# Look what we found after 5yrs of being installed



## AAP-Anthony (Oct 14, 2012)

Please don't copy these methods...


----------



## Tommy plumber (Feb 19, 2010)

Nice........


What was the call for? A leak perhaps.....:whistling2:


----------



## AAP-Anthony (Oct 14, 2012)

We were on site for the water heater and upon offering a free inspection - the customer remembered they had "a little mold" behind the toilet. Look close at the top connection to spot the red hot PVC glue utilized lol


----------



## easttexasplumb (Oct 13, 2010)

I was out of schwinn couplings at the time.


----------



## Epox (Sep 19, 2010)

easttexasplumb said:


> I was out of schwinn couplings at the time.


And you said not to worry nobody would ever know.:hammer:


----------



## johnlewismcleod (Apr 6, 2012)

easttexasplumb said:


> i was out of schwinn couplings at the time.





epox said:


> and you said not to worry nobody would ever know.:hammer:


lmao! :laughing::laughing:


----------



## Mississippiplum (Sep 30, 2011)

I see a combo of gator bites and shark bites, Atleast I woulda used all sharkbites or all gatorbites, mixing them up Is just plain hackish.

Sent from the jobsite porta-potty


----------



## Epox (Sep 19, 2010)

Mississippiplum said:


> I see a combo of gator bites and shark bites, Atleast I woulda used all sharkbites or all gatorbites, mixing them up Is just plain hackish.
> 
> Sent from the jobsite porta-potty


It was smorgasbord Wednesday.


----------



## Plumbergeek (Aug 16, 2010)

Those aren't Gatorbites Mississippi, those copper fitting are the DIY'ers fittings with the solder already installed.

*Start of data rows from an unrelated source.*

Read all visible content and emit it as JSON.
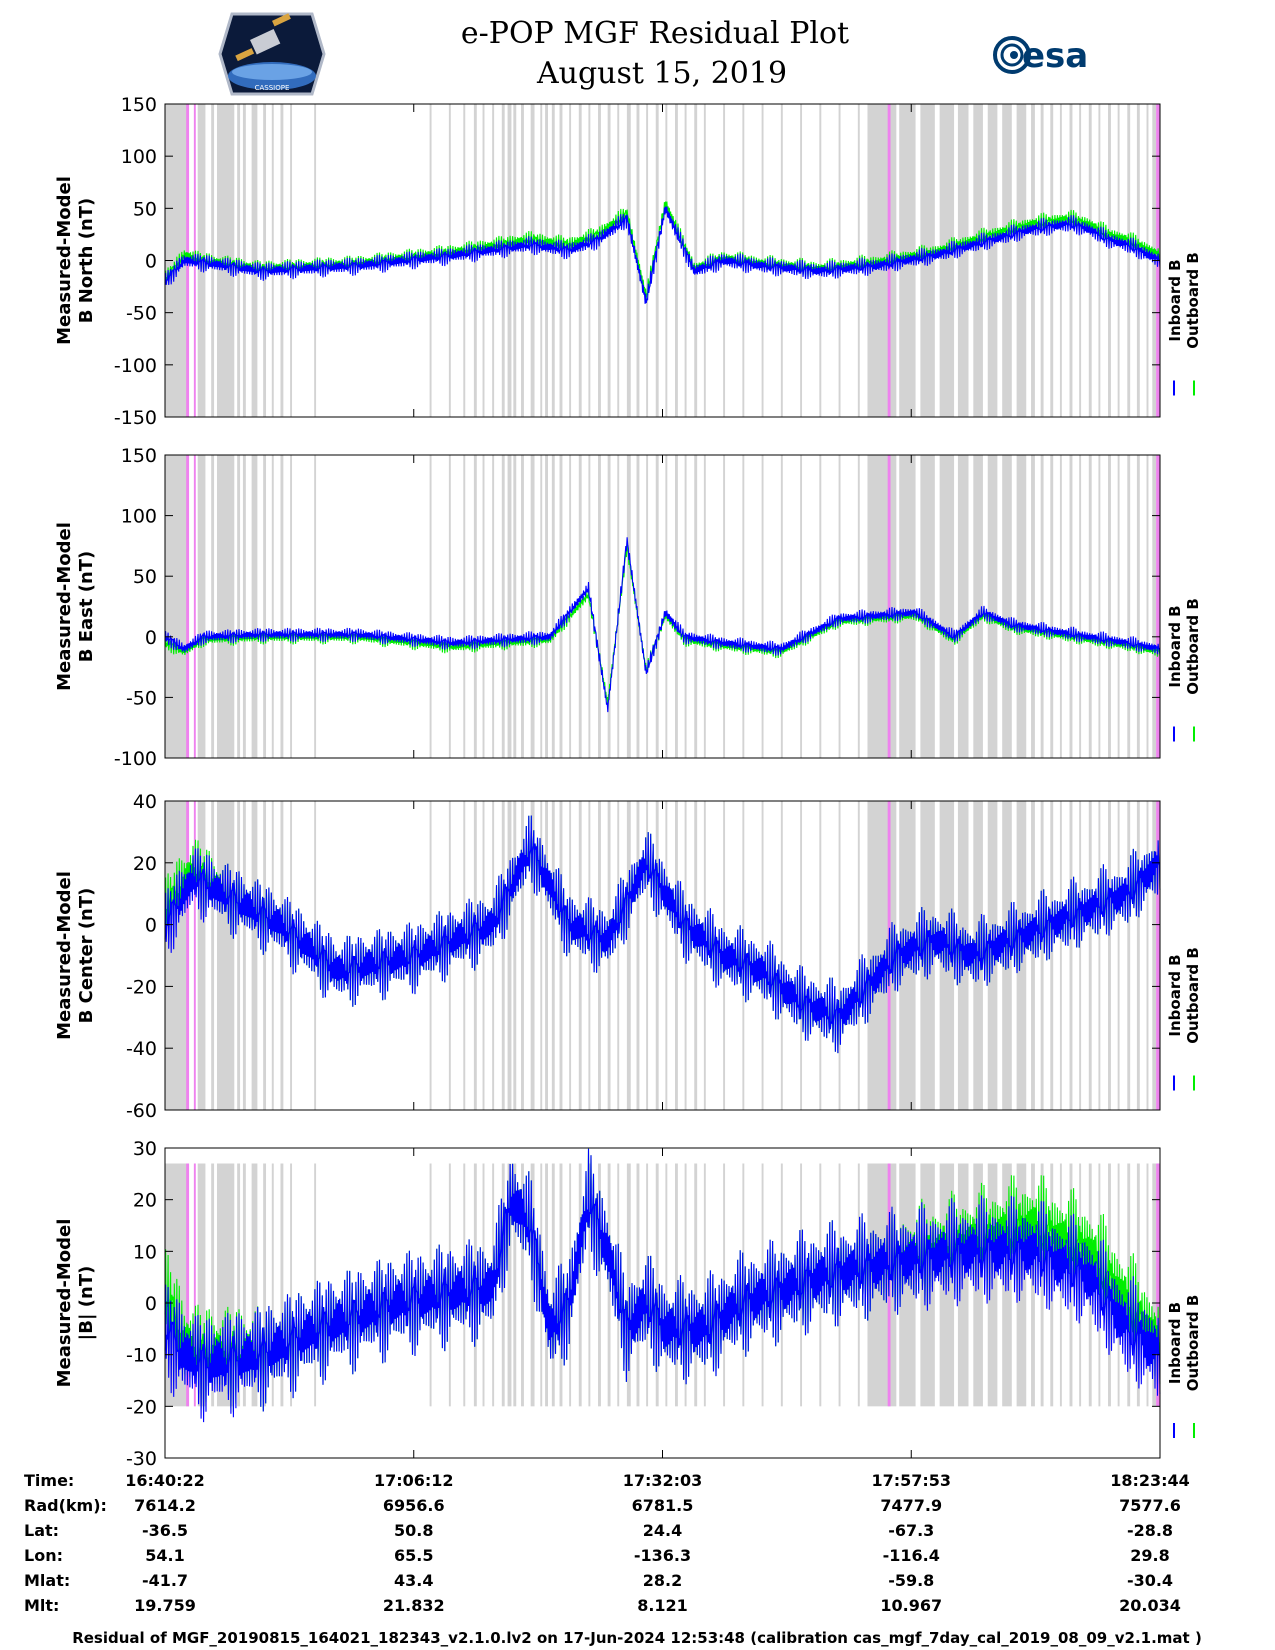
{
  "title": {
    "line1": "e-POP MGF Residual Plot",
    "line2": "August 15, 2019"
  },
  "logos": {
    "left_text": "CASSIOPE",
    "right_text": "esa"
  },
  "colors": {
    "inboard": "#0000ff",
    "outboard": "#00ee00",
    "shade": "#d3d3d3",
    "pink": "#ee82ee"
  },
  "legend": {
    "inboard": "Inboard B",
    "outboard": "Outboard B"
  },
  "ephemeris": {
    "labels": [
      "Time:",
      "Rad(km):",
      "Lat:",
      "Lon:",
      "Mlat:",
      "Mlt:"
    ],
    "columns": [
      [
        "16:40:22",
        "7614.2",
        "-36.5",
        "54.1",
        "-41.7",
        "19.759"
      ],
      [
        "17:06:12",
        "6956.6",
        "50.8",
        "65.5",
        "43.4",
        "21.832"
      ],
      [
        "17:32:03",
        "6781.5",
        "24.4",
        "-136.3",
        "28.2",
        "8.121"
      ],
      [
        "17:57:53",
        "7477.9",
        "-67.3",
        "-116.4",
        "-59.8",
        "10.967"
      ],
      [
        "18:23:44",
        "7577.6",
        "-28.8",
        "29.8",
        "-30.4",
        "20.034"
      ]
    ]
  },
  "footer": "Residual of MGF_20190815_164021_182343_v2.1.0.lv2 on 17-Jun-2024 12:53:48 (calibration cas_mgf_7day_cal_2019_08_09_v2.1.mat )",
  "chart_data": [
    {
      "type": "line",
      "ylabel": [
        "Measured-Model",
        "B North (nT)"
      ],
      "ylim": [
        -150,
        150
      ],
      "yticks": [
        -150,
        -100,
        -50,
        0,
        50,
        100,
        150
      ],
      "xlim_min": [
        0,
        103.4
      ],
      "series": [
        {
          "name": "Inboard B",
          "x_min": [
            0,
            2,
            4,
            10,
            20,
            30,
            38,
            42,
            45,
            48,
            50,
            52,
            55,
            58,
            62,
            68,
            74,
            80,
            86,
            90,
            94,
            96,
            98,
            100,
            103.4
          ],
          "values": [
            -20,
            0,
            -2,
            -10,
            -5,
            5,
            15,
            10,
            20,
            40,
            -40,
            50,
            -10,
            0,
            -5,
            -10,
            -5,
            5,
            20,
            30,
            35,
            30,
            20,
            15,
            0
          ]
        },
        {
          "name": "Outboard B",
          "x_min": [
            0,
            2,
            4,
            10,
            20,
            30,
            38,
            42,
            45,
            48,
            50,
            52,
            55,
            58,
            62,
            68,
            74,
            80,
            86,
            90,
            94,
            96,
            98,
            100,
            103.4
          ],
          "values": [
            -18,
            5,
            0,
            -8,
            -3,
            8,
            20,
            15,
            25,
            45,
            -35,
            55,
            -8,
            2,
            -3,
            -8,
            -2,
            8,
            25,
            35,
            40,
            35,
            25,
            20,
            5
          ]
        }
      ]
    },
    {
      "type": "line",
      "ylabel": [
        "Measured-Model",
        "B East (nT)"
      ],
      "ylim": [
        -100,
        150
      ],
      "yticks": [
        -100,
        -50,
        0,
        50,
        100,
        150
      ],
      "xlim_min": [
        0,
        103.4
      ],
      "series": [
        {
          "name": "Inboard B",
          "x_min": [
            0,
            2,
            4,
            10,
            20,
            30,
            40,
            44,
            46,
            48,
            50,
            52,
            54,
            58,
            64,
            70,
            78,
            82,
            85,
            88,
            92,
            96,
            100,
            103.4
          ],
          "values": [
            0,
            -10,
            0,
            2,
            2,
            -5,
            0,
            40,
            -60,
            80,
            -30,
            20,
            0,
            -5,
            -10,
            15,
            20,
            0,
            20,
            10,
            5,
            0,
            -5,
            -10
          ]
        },
        {
          "name": "Outboard B",
          "x_min": [
            0,
            2,
            4,
            10,
            20,
            30,
            40,
            44,
            46,
            48,
            50,
            52,
            54,
            58,
            64,
            70,
            78,
            82,
            85,
            88,
            92,
            96,
            100,
            103.4
          ],
          "values": [
            -5,
            -12,
            -2,
            0,
            0,
            -8,
            -2,
            35,
            -55,
            75,
            -28,
            18,
            -2,
            -7,
            -12,
            13,
            18,
            -2,
            18,
            8,
            3,
            -2,
            -7,
            -12
          ]
        }
      ]
    },
    {
      "type": "line",
      "ylabel": [
        "Measured-Model",
        "B Center (nT)"
      ],
      "ylim": [
        -60,
        40
      ],
      "yticks": [
        -60,
        -40,
        -20,
        0,
        20,
        40
      ],
      "xlim_min": [
        0,
        103.4
      ],
      "series": [
        {
          "name": "Inboard B",
          "x_min": [
            0,
            3,
            6,
            12,
            18,
            26,
            34,
            38,
            42,
            46,
            50,
            54,
            58,
            62,
            66,
            70,
            76,
            80,
            84,
            88,
            92,
            96,
            100,
            103.4
          ],
          "values": [
            0,
            15,
            10,
            0,
            -15,
            -10,
            0,
            25,
            0,
            -5,
            20,
            0,
            -10,
            -15,
            -25,
            -30,
            -10,
            -5,
            -10,
            -5,
            0,
            5,
            10,
            20
          ]
        },
        {
          "name": "Outboard B",
          "x_min": [
            0,
            3,
            6,
            12,
            18,
            26,
            34,
            38,
            42,
            46,
            50,
            54,
            58,
            62,
            66,
            70,
            76,
            80,
            84,
            88,
            92,
            96,
            100,
            103.4
          ],
          "values": [
            5,
            18,
            10,
            0,
            -15,
            -10,
            0,
            25,
            0,
            -5,
            20,
            0,
            -10,
            -15,
            -25,
            -30,
            -10,
            -5,
            -10,
            -5,
            0,
            5,
            10,
            20
          ]
        }
      ]
    },
    {
      "type": "line",
      "ylabel": [
        "Measured-Model",
        "|B| (nT)"
      ],
      "ylim": [
        -30,
        30
      ],
      "yticks": [
        -30,
        -20,
        -10,
        0,
        10,
        20,
        30
      ],
      "xlim_min": [
        0,
        103.4
      ],
      "series": [
        {
          "name": "Inboard B",
          "x_min": [
            0,
            2,
            4,
            10,
            16,
            24,
            30,
            34,
            36,
            38,
            40,
            42,
            44,
            46,
            48,
            50,
            52,
            56,
            60,
            68,
            76,
            84,
            90,
            96,
            100,
            103.4
          ],
          "values": [
            -5,
            -10,
            -12,
            -10,
            -5,
            0,
            2,
            3,
            20,
            15,
            -5,
            0,
            20,
            10,
            -5,
            0,
            -5,
            -5,
            0,
            5,
            8,
            10,
            10,
            5,
            -5,
            -10
          ]
        },
        {
          "name": "Outboard B",
          "x_min": [
            0,
            2,
            4,
            10,
            16,
            24,
            30,
            34,
            36,
            38,
            40,
            42,
            44,
            46,
            48,
            50,
            52,
            56,
            60,
            68,
            76,
            84,
            90,
            96,
            100,
            103.4
          ],
          "values": [
            2,
            -8,
            -10,
            -10,
            -5,
            0,
            2,
            3,
            20,
            15,
            -5,
            0,
            20,
            10,
            -5,
            0,
            -5,
            -5,
            0,
            5,
            8,
            12,
            15,
            10,
            0,
            -8
          ]
        }
      ]
    }
  ],
  "shading": {
    "gray_bands_min": [
      [
        0,
        2.5
      ],
      [
        3.4,
        4.2
      ],
      [
        4.8,
        5.1
      ],
      [
        5.4,
        7.2
      ],
      [
        7.5,
        7.8
      ],
      [
        8.1,
        8.4
      ],
      [
        9,
        9.6
      ],
      [
        10.2,
        10.5
      ],
      [
        11.1,
        11.3
      ],
      [
        12,
        12.3
      ],
      [
        13,
        13.2
      ],
      [
        15.5,
        15.7
      ],
      [
        27.5,
        27.7
      ],
      [
        29.5,
        29.7
      ],
      [
        31,
        31.2
      ],
      [
        32.1,
        32.4
      ],
      [
        33,
        33.2
      ],
      [
        34,
        34.2
      ],
      [
        35,
        35.3
      ],
      [
        35.6,
        36
      ],
      [
        36.2,
        36.5
      ],
      [
        37,
        37.3
      ],
      [
        38,
        38.4
      ],
      [
        39,
        39.2
      ],
      [
        39.5,
        39.8
      ],
      [
        40.2,
        40.5
      ],
      [
        41,
        41.3
      ],
      [
        42,
        42.2
      ],
      [
        43,
        43.3
      ],
      [
        44,
        44.2
      ],
      [
        45,
        45.3
      ],
      [
        46,
        46.3
      ],
      [
        47,
        47.2
      ],
      [
        48,
        48.4
      ],
      [
        49,
        49.3
      ],
      [
        50,
        50.2
      ],
      [
        51,
        51.3
      ],
      [
        52,
        52.2
      ],
      [
        53,
        53.3
      ],
      [
        54,
        54.2
      ],
      [
        55,
        55.3
      ],
      [
        56,
        56.2
      ],
      [
        58,
        58.2
      ],
      [
        60,
        60.2
      ],
      [
        62,
        62.2
      ],
      [
        64,
        64.2
      ],
      [
        66,
        66.2
      ],
      [
        68,
        68.2
      ],
      [
        70,
        70.2
      ],
      [
        72,
        72.2
      ],
      [
        73,
        76
      ],
      [
        76.3,
        78
      ],
      [
        78.5,
        80
      ],
      [
        80.5,
        82
      ],
      [
        82.4,
        83.5
      ],
      [
        84,
        85
      ],
      [
        85.5,
        86.5
      ],
      [
        87,
        88
      ],
      [
        88.5,
        89.5
      ],
      [
        90,
        90.4
      ],
      [
        91,
        91.3
      ],
      [
        92,
        92.3
      ],
      [
        93,
        93.2
      ],
      [
        94,
        94.3
      ],
      [
        95,
        95.2
      ],
      [
        96,
        96.3
      ],
      [
        97,
        97.2
      ],
      [
        98,
        98.3
      ],
      [
        99,
        99.2
      ],
      [
        100,
        100.3
      ],
      [
        101,
        101.3
      ],
      [
        102,
        102.2
      ],
      [
        102.6,
        103
      ]
    ],
    "pink_bands_min": [
      [
        2.2,
        2.5
      ],
      [
        3.0,
        3.2
      ],
      [
        75.1,
        75.4
      ],
      [
        103.0,
        103.4
      ]
    ]
  }
}
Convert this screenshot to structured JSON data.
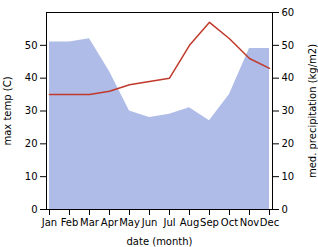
{
  "chart_data": {
    "type": "line",
    "xlabel": "date (month)",
    "ylabel": "max temp (C)",
    "y2label": "med. precipitation (kg/m2)",
    "categories": [
      "Jan",
      "Feb",
      "Mar",
      "Apr",
      "May",
      "Jun",
      "Jul",
      "Aug",
      "Sep",
      "Oct",
      "Nov",
      "Dec"
    ],
    "series": [
      {
        "type": "area",
        "axis": "y2",
        "color": "#b0bce8",
        "values": [
          51,
          51,
          52,
          42,
          30,
          28,
          29,
          31,
          27,
          35,
          49,
          49
        ]
      },
      {
        "type": "line",
        "color": "#c0392b",
        "values": [
          35,
          35,
          35,
          36,
          38,
          39,
          40,
          50,
          57,
          52,
          46,
          43
        ]
      }
    ],
    "ylim": [
      0,
      60
    ],
    "yticks": [
      0,
      10,
      20,
      30,
      40,
      50
    ],
    "y2lim": [
      0,
      60
    ],
    "y2ticks": [
      0,
      10,
      20,
      30,
      40,
      50,
      60
    ]
  }
}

Just heat n' go!


----------



## rocksteady (Oct 8, 2008)

Plumbergeek said:


> Those aren't Gatorbites Mississippi, those copper fitting are the DIY'ers fittings with the solder already installed. Just heat n' go!


We had a rep. drop off some samples of those a few years ago. I never used them as I was worried about the void left after the preloaded solder supposedly flowed into the joint. 







Paul


----------



## Plumbergeek (Aug 16, 2010)

rocksteady said:


> We had a rep. drop off some samples of those a few years ago. I never used them as I was worried about the void left after the preloaded solder supposedly flowed into the joint.
> Paul


They are also very thin walled copper. Probably made in China.


----------



## smoldrn (Oct 4, 2010)

AAP-Anthony said:


> We were on site for the water heater and upon offering a free inspection - the customer remembered they had "a little mold" behind the toilet. Look close at the top connection to spot the red hot PVC glue utilized lol


PVC glue? Everybody know you're supposed to use 'Just for copper'.


----------



## ibeplumber (Sep 20, 2011)

What a mess!


----------